The deuteron yield as a function of time for 0%–10% central AuAu collisions at 7.7 GeV. Two cases are compared: deuterons are sampled at particlization (red lines) and deuterons are not sampled (blue lines). Also, the effect of test-particle number is shown: $N_{\mathrm{test}}=1$ (solid lines), $N_{\mathrm{test}}=10$ (dashed lines), and $N_{\mathrm{test}}=100$ (dotted lines). The experimentally measured yields by STAR [43] and NA49 [44] are shown for comparison.

Figure 4

(a) Proton and (b) deuteron transverse momentum spectra and (c) $\langle p_T\rangle$ in 0%–10% central AuAu collisions at $\sqrt{s_{NN}}=7.7$–200 GeV from our simulation are compared with data [43, 63]. Dashed lines correspond to the hydrodynamics $+$ transport simulation, stars are experimental data points. Dotted lines in panel (b) are deuteron spectra at particlization. The difference between dashed and dotted lines demonstrates the effect of the afterburner for deuterons.

Figure 5

Comparison of the measured (a) weak-decay-corrected $B_2\left(\sqrt{s}\right)$ at $p_T/A=0.65\mathrm{GeV}$, (b) weak-decay-inclusive $B_2$, and (c) deuteron-to-proton ratio to our simulations.
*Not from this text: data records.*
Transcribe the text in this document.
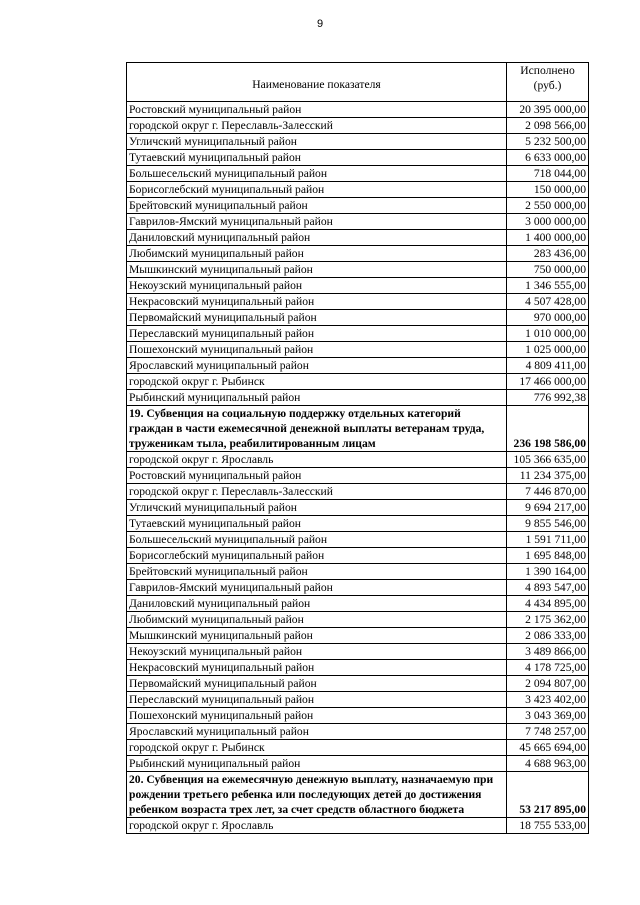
9
Наименование показателя	Исполнено (руб.)
Ростовский муниципальный район	20 395 000,00
городской округ г. Переславль-Залесский	2 098 566,00
Угличский муниципальный район	5 232 500,00
Тутаевский муниципальный район	6 633 000,00
Большесельский муниципальный район	718 044,00
Борисоглебский муниципальный район	150 000,00
Брейтовский муниципальный район	2 550 000,00
Гаврилов-Ямский муниципальный район	3 000 000,00
Даниловский муниципальный район	1 400 000,00
Любимский муниципальный район	283 436,00
Мышкинский муниципальный район	750 000,00
Некоузский муниципальный район	1 346 555,00
Некрасовский муниципальный район	4 507 428,00
Первомайский муниципальный район	970 000,00
Переславский муниципальный район	1 010 000,00
Пошехонский муниципальный район	1 025 000,00
Ярославский муниципальный район	4 809 411,00
городской округ г. Рыбинск	17 466 000,00
Рыбинский муниципальный район	776 992,38
19. Субвенция на социальную поддержку отдельных категорий граждан в части ежемесячной денежной выплаты ветеранам труда, труженикам тыла, реабилитированным лицам	236 198 586,00
городской округ г. Ярославль	105 366 635,00
Ростовский муниципальный район	11 234 375,00
городской округ г. Переславль-Залесский	7 446 870,00
Угличский муниципальный район	9 694 217,00
Тутаевский муниципальный район	9 855 546,00
Большесельский муниципальный район	1 591 711,00
Борисоглебский муниципальный район	1 695 848,00
Брейтовский муниципальный район	1 390 164,00
Гаврилов-Ямский муниципальный район	4 893 547,00
Даниловский муниципальный район	4 434 895,00
Любимский муниципальный район	2 175 362,00
Мышкинский муниципальный район	2 086 333,00
Некоузский муниципальный район	3 489 866,00
Некрасовский муниципальный район	4 178 725,00
Первомайский муниципальный район	2 094 807,00
Переславский муниципальный район	3 423 402,00
Пошехонский муниципальный район	3 043 369,00
Ярославский муниципальный район	7 748 257,00
городской округ г. Рыбинск	45 665 694,00
Рыбинский муниципальный район	4 688 963,00
20. Субвенция на ежемесячную денежную выплату, назначаемую при рождении третьего ребенка или последующих детей до достижения ребенком возраста трех лет, за счет средств областного бюджета	53 217 895,00
городской округ г. Ярославль	18 755 533,00
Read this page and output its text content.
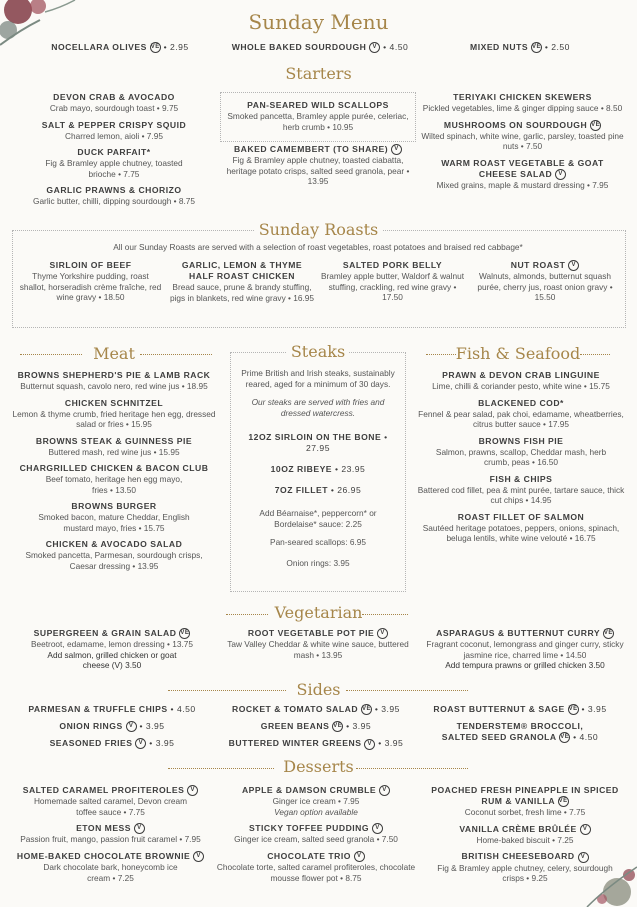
Sunday Menu
NOCELLARA OLIVES VE • 2.95	WHOLE BAKED SOURDOUGH V • 4.50	MIXED NUTS VE • 2.50
Starters
DEVON CRAB & AVOCADO
Crab mayo, sourdough toast • 9.75
SALT & PEPPER CRISPY SQUID
Charred lemon, aioli • 7.95
DUCK PARFAIT*
Fig & Bramley apple chutney, toasted brioche • 7.75
GARLIC PRAWNS & CHORIZO
Garlic butter, chilli, dipping sourdough • 8.75
PAN-SEARED WILD SCALLOPS
Smoked pancetta, Bramley apple purée, celeriac, herb crumb • 10.95
BAKED CAMEMBERT (TO SHARE) V
Fig & Bramley apple chutney, toasted ciabatta, heritage potato crisps, salted seed granola, pear • 13.95
TERIYAKI CHICKEN SKEWERS
Pickled vegetables, lime & ginger dipping sauce • 8.50
MUSHROOMS ON SOURDOUGH VE
Wilted spinach, white wine, garlic, parsley, toasted pine nuts • 7.50
WARM ROAST VEGETABLE & GOAT CHEESE SALAD V
Mixed grains, maple & mustard dressing • 7.95
Sunday Roasts
All our Sunday Roasts are served with a selection of roast vegetables, roast potatoes and braised red cabbage*
SIRLOIN OF BEEF
Thyme Yorkshire pudding, roast shallot, horseradish crème fraîche, red wine gravy • 18.50
GARLIC, LEMON & THYME HALF ROAST CHICKEN
Bread sauce, prune & brandy stuffing, pigs in blankets, red wine gravy • 16.95
SALTED PORK BELLY
Bramley apple butter, Waldorf & walnut stuffing, crackling, red wine gravy • 17.50
NUT ROAST V
Walnuts, almonds, butternut squash purée, cherry jus, roast onion gravy • 15.50
Meat
BROWNS SHEPHERD'S PIE & LAMB RACK
Butternut squash, cavolo nero, red wine jus • 18.95
CHICKEN SCHNITZEL
Lemon & thyme crumb, fried heritage hen egg, dressed salad or fries • 15.95
BROWNS STEAK & GUINNESS PIE
Buttered mash, red wine jus • 15.95
CHARGRILLED CHICKEN & BACON CLUB
Beef tomato, heritage hen egg mayo, fries • 13.50
BROWNS BURGER
Smoked bacon, mature Cheddar, English mustard mayo, fries • 15.75
CHICKEN & AVOCADO SALAD
Smoked pancetta, Parmesan, sourdough crisps, Caesar dressing • 13.95
Steaks
Prime British and Irish steaks, sustainably reared, aged for a minimum of 30 days.
Our steaks are served with fries and dressed watercress.
12OZ SIRLOIN ON THE BONE • 27.95
10OZ RIBEYE • 23.95
7OZ FILLET • 26.95
Add Béarnaise*, peppercorn* or Bordelaise* sauce: 2.25
Pan-seared scallops: 6.95
Onion rings: 3.95
Fish & Seafood
PRAWN & DEVON CRAB LINGUINE
Lime, chilli & coriander pesto, white wine • 15.75
BLACKENED COD*
Fennel & pear salad, pak choi, edamame, wheatberries, citrus butter sauce • 17.95
BROWNS FISH PIE
Salmon, prawns, scallop, Cheddar mash, herb crumb, peas • 16.50
FISH & CHIPS
Battered cod fillet, pea & mint purée, tartare sauce, thick cut chips • 14.95
ROAST FILLET OF SALMON
Sautéed heritage potatoes, peppers, onions, spinach, beluga lentils, white wine velouté • 16.75
Vegetarian
SUPERGREEN & GRAIN SALAD VE
Beetroot, edamame, lemon dressing • 13.75
Add salmon, grilled chicken or goat cheese (V) 3.50
ROOT VEGETABLE POT PIE V
Taw Valley Cheddar & white wine sauce, buttered mash • 13.95
ASPARAGUS & BUTTERNUT CURRY VE
Fragrant coconut, lemongrass and ginger curry, sticky jasmine rice, charred lime • 14.50
Add tempura prawns or grilled chicken 3.50
Sides
PARMESAN & TRUFFLE CHIPS • 4.50
ONION RINGS V • 3.95
SEASONED FRIES V • 3.95
ROCKET & TOMATO SALAD VE • 3.95
GREEN BEANS VE • 3.95
BUTTERED WINTER GREENS V • 3.95
ROAST BUTTERNUT & SAGE VE • 3.95
TENDERSTEM® BROCCOLI, SALTED SEED GRANOLA VE • 4.50
Desserts
SALTED CARAMEL PROFITEROLES V
Homemade salted caramel, Devon cream toffee sauce • 7.75
ETON MESS V
Passion fruit, mango, passion fruit caramel • 7.95
HOME-BAKED CHOCOLATE BROWNIE V
Dark chocolate bark, honeycomb ice cream • 7.25
APPLE & DAMSON CRUMBLE V
Ginger ice cream • 7.95
Vegan option available
STICKY TOFFEE PUDDING V
Ginger ice cream, salted seed granola • 7.50
CHOCOLATE TRIO V
Chocolate torte, salted caramel profiteroles, chocolate mousse flower pot • 8.75
POACHED FRESH PINEAPPLE IN SPICED RUM & VANILLA VE
Coconut sorbet, fresh lime • 7.75
VANILLA CRÈME BRÛLÉE V
Home-baked biscuit • 7.25
BRITISH CHEESEBOARD V
Fig & Bramley apple chutney, celery, sourdough crisps • 9.25
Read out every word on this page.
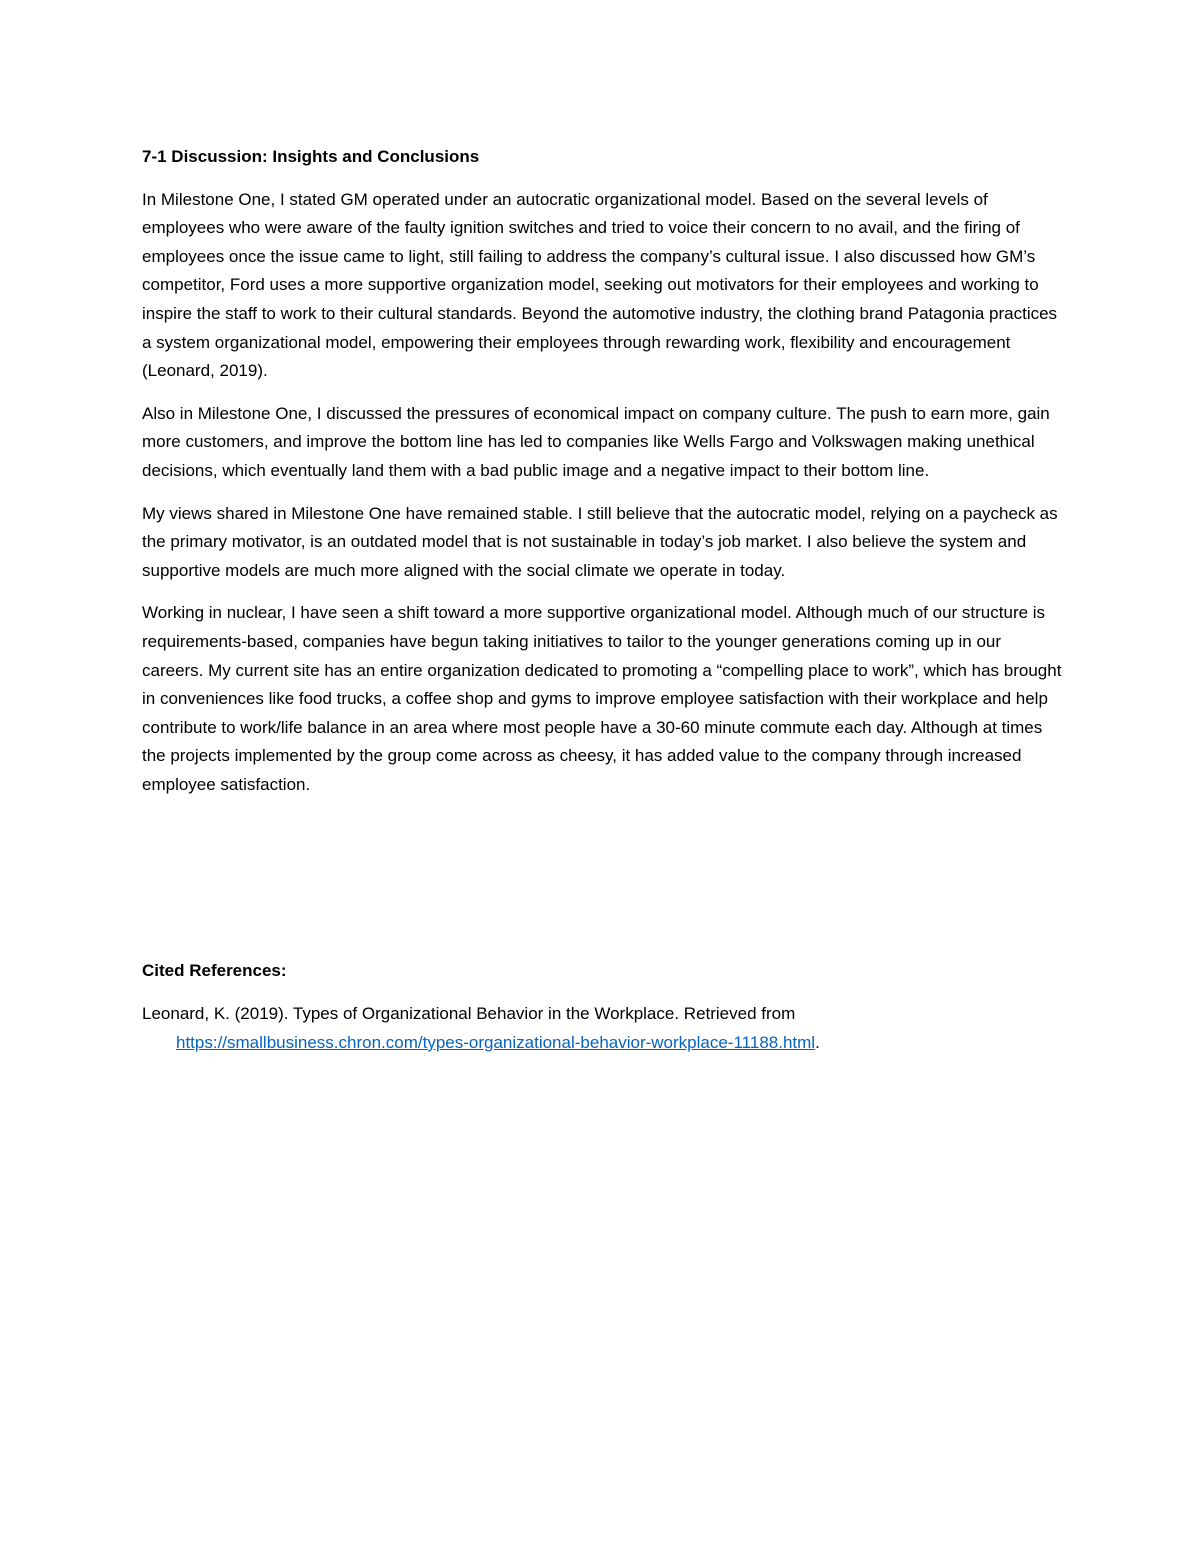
7-1 Discussion: Insights and Conclusions

In Milestone One, I stated GM operated under an autocratic organizational model. Based on the several levels of employees who were aware of the faulty ignition switches and tried to voice their concern to no avail, and the firing of employees once the issue came to light, still failing to address the company’s cultural issue. I also discussed how GM’s competitor, Ford uses a more supportive organization model, seeking out motivators for their employees and working to inspire the staff to work to their cultural standards. Beyond the automotive industry, the clothing brand Patagonia practices a system organizational model, empowering their employees through rewarding work, flexibility and encouragement (Leonard, 2019).

Also in Milestone One, I discussed the pressures of economical impact on company culture. The push to earn more, gain more customers, and improve the bottom line has led to companies like Wells Fargo and Volkswagen making unethical decisions, which eventually land them with a bad public image and a negative impact to their bottom line.

My views shared in Milestone One have remained stable. I still believe that the autocratic model, relying on a paycheck as the primary motivator, is an outdated model that is not sustainable in today’s job market. I also believe the system and supportive models are much more aligned with the social climate we operate in today.

Working in nuclear, I have seen a shift toward a more supportive organizational model. Although much of our structure is requirements-based, companies have begun taking initiatives to tailor to the younger generations coming up in our careers. My current site has an entire organization dedicated to promoting a “compelling place to work”, which has brought in conveniences like food trucks, a coffee shop and gyms to improve employee satisfaction with their workplace and help contribute to work/life balance in an area where most people have a 30-60 minute commute each day. Although at times the projects implemented by the group come across as cheesy, it has added value to the company through increased employee satisfaction.

Cited References:

Leonard, K. (2019). Types of Organizational Behavior in the Workplace. Retrieved from https://smallbusiness.chron.com/types-organizational-behavior-workplace-11188.html.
We tend to describe weak-decay-inclusive observables well, in contrast with poorly described weak-decay-corrected observables.

Figure 6

Revision of weak decay corrections. (a) STAR weak decay corrections (red stars) are extracted in two ways from the available publications, from $d/p$ ratio [65] and from $B_2$ [63]. It is compared with the weak decay corrections in our model (dashed line) and the thermal model (solid line). Dotted line is our approximate parametrization of STAR weak decay correction according to Eq. (11). (b) Demonstration of how the measured $\frac{N_t{N}_p}{N_d^2}$ yield ratio would change if weak decay corrections resulting from our model were adopted.